Le samedi dernier, une bonne centaine a été prise dans les mailles de la police.Selon des indiscrétions, la décision proviendrait du sommet de l’Etat qui aurait été alerté de l’ampleur inquiétant que prenait la prostitution dans la ville. La forme choisie pour traquer ces petites prostituées est de faire la patrouille et mettre la main sur celles qui seront mineures, qui ne possèdent pas de pièce d’identité et qui traineront tardivement dans les maquis et bars.

Du coup, certaines de ces petites filles qui ont l’habitude de porter des décolletés, des robes sexy et moulantes dessinant tout leur corps ou de mini jupe laissant parfois voir les parties intimes ont été prises dans les filets de la police.

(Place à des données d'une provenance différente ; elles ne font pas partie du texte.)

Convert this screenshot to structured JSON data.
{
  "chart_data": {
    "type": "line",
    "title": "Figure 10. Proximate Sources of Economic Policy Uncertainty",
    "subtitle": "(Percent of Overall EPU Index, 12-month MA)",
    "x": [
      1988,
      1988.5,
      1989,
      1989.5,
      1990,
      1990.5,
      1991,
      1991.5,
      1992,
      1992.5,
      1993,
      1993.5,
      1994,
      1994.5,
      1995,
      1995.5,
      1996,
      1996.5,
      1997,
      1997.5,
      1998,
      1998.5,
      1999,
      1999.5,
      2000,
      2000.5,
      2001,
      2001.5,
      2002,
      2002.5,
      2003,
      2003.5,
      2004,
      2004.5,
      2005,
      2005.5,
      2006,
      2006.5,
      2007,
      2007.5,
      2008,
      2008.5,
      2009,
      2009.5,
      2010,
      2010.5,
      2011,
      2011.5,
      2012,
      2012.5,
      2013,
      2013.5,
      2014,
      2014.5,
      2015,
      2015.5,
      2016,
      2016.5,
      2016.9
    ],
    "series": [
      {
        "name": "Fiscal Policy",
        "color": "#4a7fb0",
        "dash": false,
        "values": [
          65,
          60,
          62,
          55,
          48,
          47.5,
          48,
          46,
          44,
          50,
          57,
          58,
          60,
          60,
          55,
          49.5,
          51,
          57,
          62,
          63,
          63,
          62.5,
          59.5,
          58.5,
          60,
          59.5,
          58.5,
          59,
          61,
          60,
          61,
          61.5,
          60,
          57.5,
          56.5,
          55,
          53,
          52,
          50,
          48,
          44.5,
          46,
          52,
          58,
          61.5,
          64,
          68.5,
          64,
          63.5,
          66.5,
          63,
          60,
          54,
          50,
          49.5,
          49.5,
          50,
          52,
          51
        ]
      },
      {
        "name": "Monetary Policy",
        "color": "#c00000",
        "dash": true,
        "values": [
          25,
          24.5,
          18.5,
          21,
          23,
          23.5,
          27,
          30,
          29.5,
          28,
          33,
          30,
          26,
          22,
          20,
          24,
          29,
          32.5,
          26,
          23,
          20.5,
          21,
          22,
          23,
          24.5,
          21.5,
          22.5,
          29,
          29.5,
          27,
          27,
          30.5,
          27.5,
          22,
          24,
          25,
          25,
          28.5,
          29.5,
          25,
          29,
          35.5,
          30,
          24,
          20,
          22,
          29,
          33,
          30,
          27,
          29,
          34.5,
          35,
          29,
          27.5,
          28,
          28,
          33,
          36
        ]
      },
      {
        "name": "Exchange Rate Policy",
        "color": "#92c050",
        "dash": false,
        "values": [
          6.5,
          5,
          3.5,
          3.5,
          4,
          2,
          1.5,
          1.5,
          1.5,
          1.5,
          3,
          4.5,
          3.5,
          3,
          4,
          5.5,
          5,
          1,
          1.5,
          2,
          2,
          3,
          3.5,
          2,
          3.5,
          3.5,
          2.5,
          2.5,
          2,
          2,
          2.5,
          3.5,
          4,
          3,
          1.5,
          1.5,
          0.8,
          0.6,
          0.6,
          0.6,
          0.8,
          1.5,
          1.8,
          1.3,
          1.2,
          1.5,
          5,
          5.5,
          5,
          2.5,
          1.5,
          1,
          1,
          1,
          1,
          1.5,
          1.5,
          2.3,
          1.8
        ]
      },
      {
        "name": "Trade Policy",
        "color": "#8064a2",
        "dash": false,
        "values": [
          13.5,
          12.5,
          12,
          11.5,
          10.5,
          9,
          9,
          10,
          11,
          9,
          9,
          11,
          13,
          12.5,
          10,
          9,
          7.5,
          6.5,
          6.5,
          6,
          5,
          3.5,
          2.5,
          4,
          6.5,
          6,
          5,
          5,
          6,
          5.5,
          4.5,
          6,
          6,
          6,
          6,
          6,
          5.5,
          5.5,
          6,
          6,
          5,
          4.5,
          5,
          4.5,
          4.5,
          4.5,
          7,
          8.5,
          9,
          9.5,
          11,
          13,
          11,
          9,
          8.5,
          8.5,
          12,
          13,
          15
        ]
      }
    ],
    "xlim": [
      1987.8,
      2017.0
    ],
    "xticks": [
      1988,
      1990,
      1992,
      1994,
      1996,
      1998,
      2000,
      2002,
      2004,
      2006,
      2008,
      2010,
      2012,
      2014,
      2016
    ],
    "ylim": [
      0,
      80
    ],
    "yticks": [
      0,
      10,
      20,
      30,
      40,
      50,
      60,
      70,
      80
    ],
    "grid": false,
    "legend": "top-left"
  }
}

Cette opération de la police est diversement appréciée par les populations de cette ville située à plus de 120 kilomètres de Lomé, la capitale où la prostitution risque de devenir la chose la mieux partagée. « Est-ce que le gouvernement sait ce que mangent ces filles-là toute la journée ? Elles n’ont que ça comme alternatif pour se procurer leur pitance journalière », s’efforce de justifier Angela, une jeune fille dans la vingtaine. « C’est vrai que qu’elles nous attirent de la clientèle mais elles exagèrent des fois. Je considère que ces filles peuvent être aussi mes filles et cela m’attristent à les voir dans certaines tenues. Si cela (opération ndlr) peut les emmener à changer de comportement, je suis d’avis 100% », explique un tenancier de bar.

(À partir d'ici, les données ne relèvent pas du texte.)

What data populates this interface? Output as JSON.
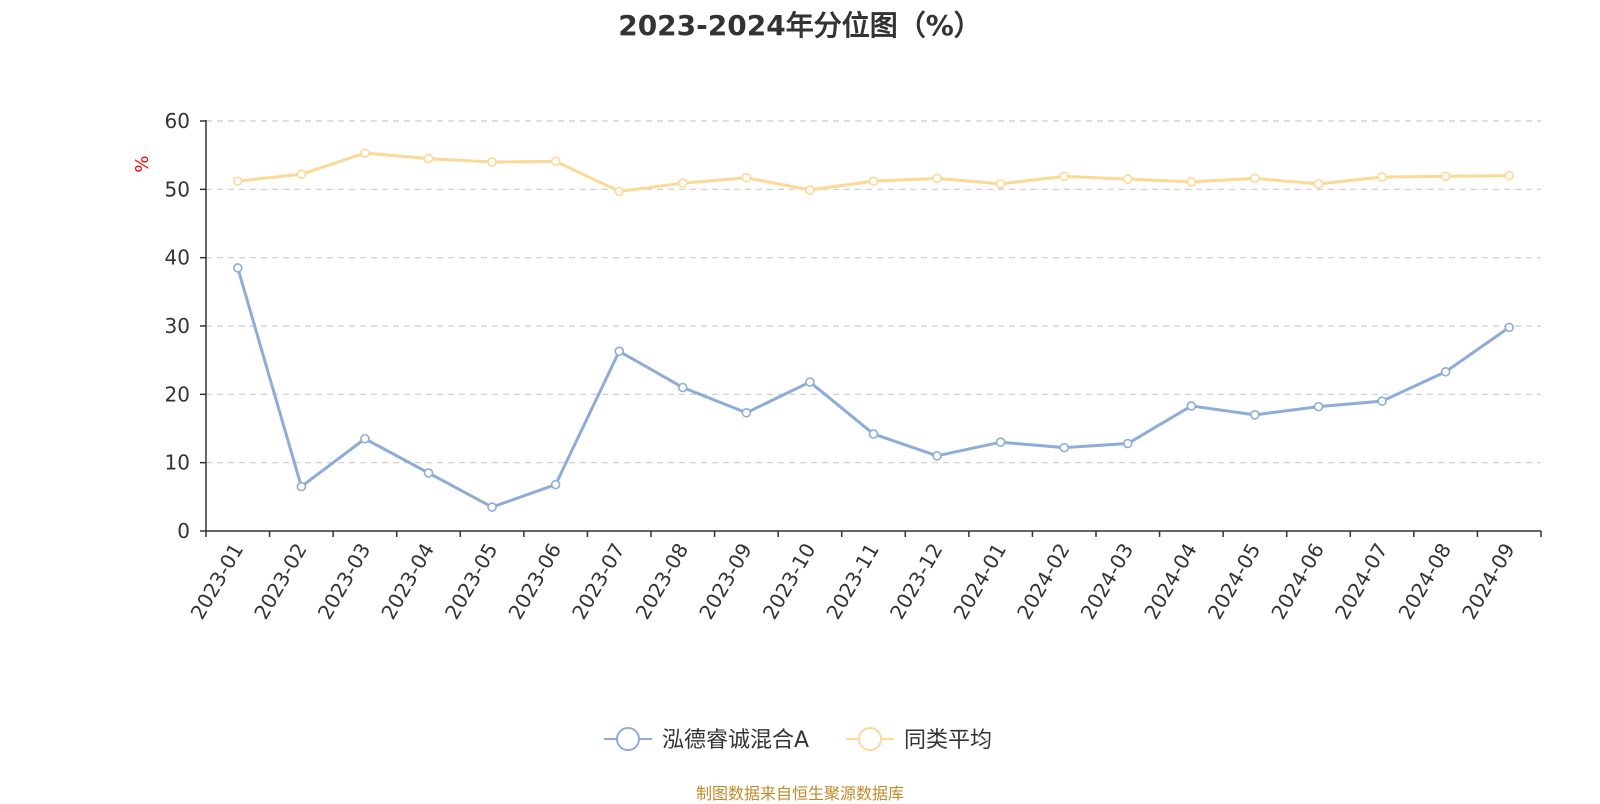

Devra-t-on s’attendre à vivre pareil à Lomé où des quartiers sont réputés être les fiefs des prostituées ? En Août 2011, le gouvernement avait déjà pris en conseil des ministres, une décision pour contrecarrer le phénomène sur toute l’étendue du territoire national. Et même bien avant, en juin 2010, la police avait fait détruire des chambres de passage à Lomé, dans certains coins « chauds » de la ville.